Anita achou graça, e sorriu com os lábios grudados aos deles.

- A gente tem que ir. – ela repetiu agora rindo.

Tomando consciência, ele se afastou.

- Meu Deus! – encarou-a, sentindo-se um canalha. Sentindo raiva de si mesmo – A gente não pode mais fazer isso!

- Ivan – ela estava com as bochechas coradas, com os olhos novamente brilhantes e alegres – Se há algo que a gente não pode é não fazer mais isso.

- Hmmm?

- Vem, vamos embora antes que eu desista. – ela alcançou a porta, agora risonha.

Estava na hora dela ir, o ônibus partiria em questão de minutos.

- Anita, eu estava pensando, é melhor que ninguém lá em casa saiba que a gente está namorando.

- Por quê? – questionou desconfiada.

Ivan ainda não se convencera que Anita gostava dele, acreditava que ela estava carente e confundindo seus reais sentimentos.

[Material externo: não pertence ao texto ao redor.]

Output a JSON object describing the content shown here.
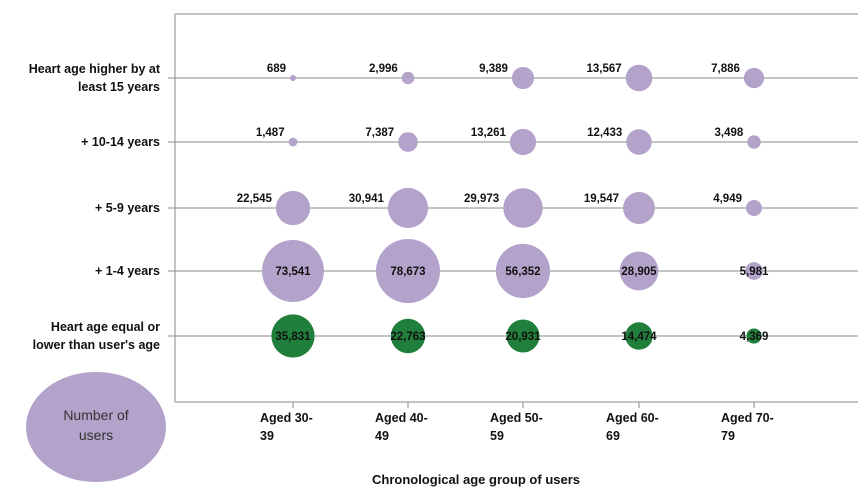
{
  "chart_data": {
    "type": "bubble",
    "title": "",
    "xlabel": "Chronological age group of users",
    "ylabel": "",
    "categories": [
      "Aged 30-39",
      "Aged 40-49",
      "Aged 50-59",
      "Aged 60-69",
      "Aged 70-79"
    ],
    "x_tick_lines": [
      [
        "Aged 30-",
        "39"
      ],
      [
        "Aged 40-",
        "49"
      ],
      [
        "Aged 50-",
        "59"
      ],
      [
        "Aged 60-",
        "69"
      ],
      [
        "Aged 70-",
        "79"
      ]
    ],
    "rows": [
      {
        "label_lines": [
          "Heart  age higher by at",
          "least 15 years"
        ],
        "values": [
          689,
          2996,
          9389,
          13567,
          7886
        ],
        "labels": [
          "689",
          "2,996",
          "9,389",
          "13,567",
          "7,886"
        ],
        "color": "#b3a2c9",
        "label_position": "left"
      },
      {
        "label_lines": [
          "+ 10-14 years"
        ],
        "values": [
          1487,
          7387,
          13261,
          12433,
          3498
        ],
        "labels": [
          "1,487",
          "7,387",
          "13,261",
          "12,433",
          "3,498"
        ],
        "color": "#b3a2c9",
        "label_position": "left"
      },
      {
        "label_lines": [
          "+ 5-9 years"
        ],
        "values": [
          22545,
          30941,
          29973,
          19547,
          4949
        ],
        "labels": [
          "22,545",
          "30,941",
          "29,973",
          "19,547",
          "4,949"
        ],
        "color": "#b3a2c9",
        "label_position": "left"
      },
      {
        "label_lines": [
          "+ 1-4 years"
        ],
        "values": [
          73541,
          78673,
          56352,
          28905,
          5981
        ],
        "labels": [
          "73,541",
          "78,673",
          "56,352",
          "28,905",
          "5,981"
        ],
        "color": "#b3a2c9",
        "label_position": "center"
      },
      {
        "label_lines": [
          "Heart age equal or",
          "lower than user's age"
        ],
        "values": [
          35831,
          22763,
          20931,
          14474,
          4369
        ],
        "labels": [
          "35,831",
          "22,763",
          "20,931",
          "14,474",
          "4,369"
        ],
        "color": "#1f7f3b",
        "label_position": "center"
      }
    ],
    "legend": {
      "label_lines": [
        "Number of",
        "users"
      ],
      "color": "#b3a2c9"
    },
    "grid": true
  }
}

E ela era muito linda e cheia de vida e logo estaria rodeada por inúmeros pretendentes. Muitos melhores do que ele. Aliás, a grande maioria seria melhor do que ele. E Ivan não queria que ela se sentisse presa por sua causa quando mudasse de idéia.

- Eles podem achar estranho, Anita. É melhor assim.

Anita não se convenceu. Achou aquilo muito esquisito. Mas gostava demais de Ivan e não queria contrariá-lo.

- Se você prefere assim... – ela balbuciou, sem conseguir esconder sua decepção.

- Prefiro – ele se manteve firme – É melhor assim.

- Você não está inventando isso para arranjar outras, não é?

- Claro que não! Que tempo eu tenho para arranjar outras?

- Sei lá... Homens sempre arranjam tempo para outras – ela resmungou. Ele achou graça e riu.

- Nenhuma outra. – deu um beijo leve no lábio dela.

Então se despediram e ela subiu no ônibus. Da janelinha, Anita ficou observando Ivan se afastar, ficando pequeninho até se transformar num ponto distante. Seus pais também eram pontos distantes, assim como sua tia. Exausta, sentiu o sono lhe dominar. Anita adormeceu rápido.